Une agence fédérale a discrètement supprimé un chapitre sur la science du climat d’un manuel de référence clé utilisé par les juges à travers les États-Unis. Cette décision fait suite aux pressions exercées par une coalition de 27 procureurs généraux républicains qui se sont officiellement plaints de l’inclusion de ce chapitre. Le manuel, publié par le Centre judiciaire fédéral (FJC), est conçu pour aider les juges à résoudre les questions scientifiques complexes qui se posent devant les tribunaux.

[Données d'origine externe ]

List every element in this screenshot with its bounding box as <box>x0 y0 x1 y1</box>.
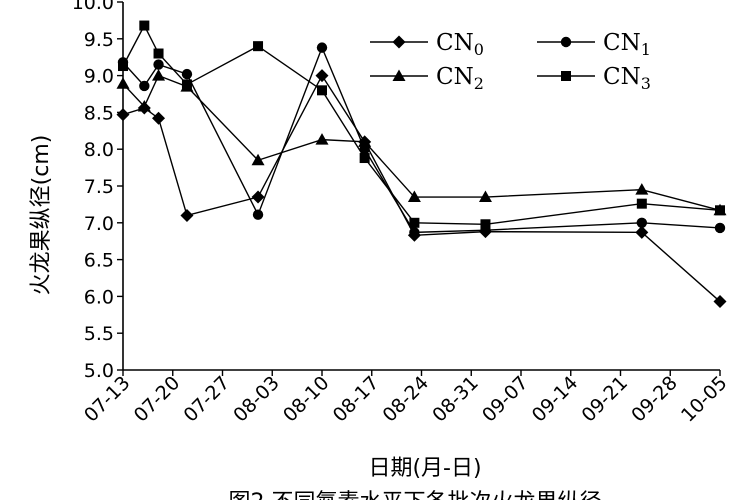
series-cn2 <box>116 69 727 216</box>
legend-label: CN1 <box>603 30 651 59</box>
data-point <box>635 183 649 195</box>
data-point <box>316 42 328 53</box>
data-point <box>636 217 648 228</box>
series-line <box>122 74 721 303</box>
legend-label-base: CN <box>603 64 641 90</box>
data-point <box>181 79 192 90</box>
x-tick-label: 08-31 <box>428 372 483 427</box>
series-cn0 <box>116 69 727 309</box>
data-point <box>153 48 164 59</box>
y-tick-label: 8.0 <box>84 139 114 161</box>
data-point <box>358 135 372 147</box>
axes <box>122 2 720 371</box>
legend-item-cn2: CN2 <box>370 64 484 93</box>
x-tick-label: 08-24 <box>378 372 433 427</box>
legend-label-base: CN <box>603 30 641 56</box>
data-point <box>139 80 150 92</box>
y-tick-label: 10.0 <box>72 0 114 14</box>
data-point <box>180 208 194 222</box>
figure-caption: 图2 不同氮素水平下各批次火龙果纵径 <box>229 490 602 500</box>
legend-label-subscript: 2 <box>474 74 484 93</box>
data-point <box>713 295 727 309</box>
data-point <box>116 108 130 122</box>
data-point <box>253 41 264 52</box>
y-tick-label: 5.0 <box>84 360 114 382</box>
y-tick-label: 7.5 <box>84 176 114 198</box>
y-axis-ticks: 5.0 5.5 6.0 6.5 7.0 7.5 8.0 8.5 9.0 9.5 10.0 <box>72 0 123 382</box>
series-cn3 <box>118 20 725 230</box>
data-point <box>152 111 166 125</box>
legend-label: CN2 <box>436 64 484 93</box>
data-point <box>715 205 725 216</box>
legend-marker <box>560 36 572 48</box>
data-series <box>116 20 727 309</box>
data-point <box>317 85 327 96</box>
data-point <box>407 190 421 203</box>
legend-label-subscript: 0 <box>474 40 484 59</box>
legend-label-subscript: 3 <box>641 74 651 93</box>
x-tick-label: 09-28 <box>627 372 682 427</box>
legend-item-cn3: CN3 <box>537 64 651 93</box>
data-point <box>359 153 370 164</box>
data-point <box>139 20 150 31</box>
y-axis-title: 火龙果纵径(cm) <box>29 135 54 296</box>
x-tick-label: 10-05 <box>677 372 732 427</box>
legend-marker <box>392 35 406 49</box>
y-tick-label: 9.5 <box>84 29 114 51</box>
x-axis-title: 日期(月-日) <box>368 456 481 481</box>
data-point <box>153 59 164 70</box>
data-point <box>118 61 128 72</box>
legend-item-cn1: CN1 <box>537 30 651 59</box>
data-point <box>251 190 265 204</box>
x-tick-label: 08-17 <box>329 372 384 427</box>
data-point <box>116 77 130 89</box>
x-tick-label: 07-20 <box>130 372 185 427</box>
data-point <box>181 68 193 80</box>
data-point <box>480 219 491 230</box>
data-point <box>252 209 264 220</box>
y-tick-label: 8.5 <box>84 102 114 124</box>
legend-marker <box>561 71 571 81</box>
legend-label-subscript: 1 <box>641 40 651 59</box>
data-point <box>478 190 492 203</box>
x-tick-label: 08-10 <box>279 372 334 427</box>
data-point <box>152 69 166 81</box>
y-tick-label: 7.0 <box>84 213 114 235</box>
x-tick-label: 09-21 <box>577 372 632 427</box>
x-tick-label: 09-07 <box>478 372 533 427</box>
legend-marker <box>392 69 406 81</box>
data-point <box>636 198 647 209</box>
data-point <box>409 227 420 238</box>
data-point <box>251 153 265 166</box>
data-point <box>714 222 726 234</box>
series-line <box>122 74 721 211</box>
x-axis-ticks: 07-1307-2007-2708-0308-1008-1708-2408-31… <box>80 370 732 427</box>
legend-label: CN0 <box>436 30 484 59</box>
data-point <box>315 69 329 83</box>
legend-label-base: CN <box>436 30 474 56</box>
y-tick-label: 5.5 <box>84 323 114 345</box>
legend-item-cn0: CN0 <box>370 30 484 59</box>
x-tick-label: 08-03 <box>229 372 284 427</box>
data-point <box>409 217 420 228</box>
y-tick-label: 6.0 <box>84 286 114 308</box>
x-tick-label: 09-14 <box>528 372 583 427</box>
y-tick-label: 9.0 <box>84 66 114 88</box>
legend-label-base: CN <box>436 64 474 90</box>
data-point <box>315 133 329 145</box>
legend-label: CN3 <box>603 64 651 93</box>
data-point <box>635 225 649 239</box>
data-point <box>137 100 151 112</box>
y-tick-label: 6.5 <box>84 250 114 272</box>
x-tick-label: 07-27 <box>179 372 234 427</box>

Augmentation des litiges climatiques et nécessité d’une compréhension scientifique
Cette décision intervient alors que les litiges liés au climat augmentent fortement devant les tribunaux américains. Les juges sont de plus en plus chargés de résoudre des litiges où la compréhension scientifique du changement climatique est essentielle. Le manuel du FJC fournissait auparavant aux juges des informations essentielles sur la science derrière le réchauffement climatique, ses causes et ses effets observés. La suppression de ce chapitre laisse aux juristes des conseils moins directs sur un domaine du droit en croissance rapide.
La déférence Chevron et l’augmentation du fardeau judiciaire
Le moment du retrait est important. En 2024, la Cour suprême a annulé le principe de la « déférence Chevron », qui permettait historiquement aux tribunaux de s’en remettre à l’expertise des agences fédérales sur des questions scientifiques. Cette décision confère aux juges une plus grande responsabilité dans l’évaluation indépendante des preuves scientifiques. L’absence du chapitre sur la science climatique dans le manuel du FJC intensifie désormais ce fardeau.
Manque de transparence
Le directeur du FJC, le juge Robin L. Rosenberg, a confirmé la suppression du chapitre dans une lettre adressée au procureur général de Virginie-Occidentale, John B. McCuskey, qui a rendu publique la correspondance. Aucune autre explication n’a été fournie et l’agence a refusé de commenter la décision. La suppression a été effectuée de la version numérique du manuel, soulevant des questions sur la manière dont les juges seront informés de ce changement et si les copies papier seront également mises à jour.
La décision de supprimer ce chapitre est un signal clair de l’influence politique croissante sur les ressources scientifiques utilisées dans le système judiciaire. Alors que les litiges climatiques continuent de se développer, les juges sont désormais confrontés à une pression accrue pour comprendre des questions scientifiques complexes sans bénéficier d’un guide de référence dédié soutenu par le gouvernement fédéral.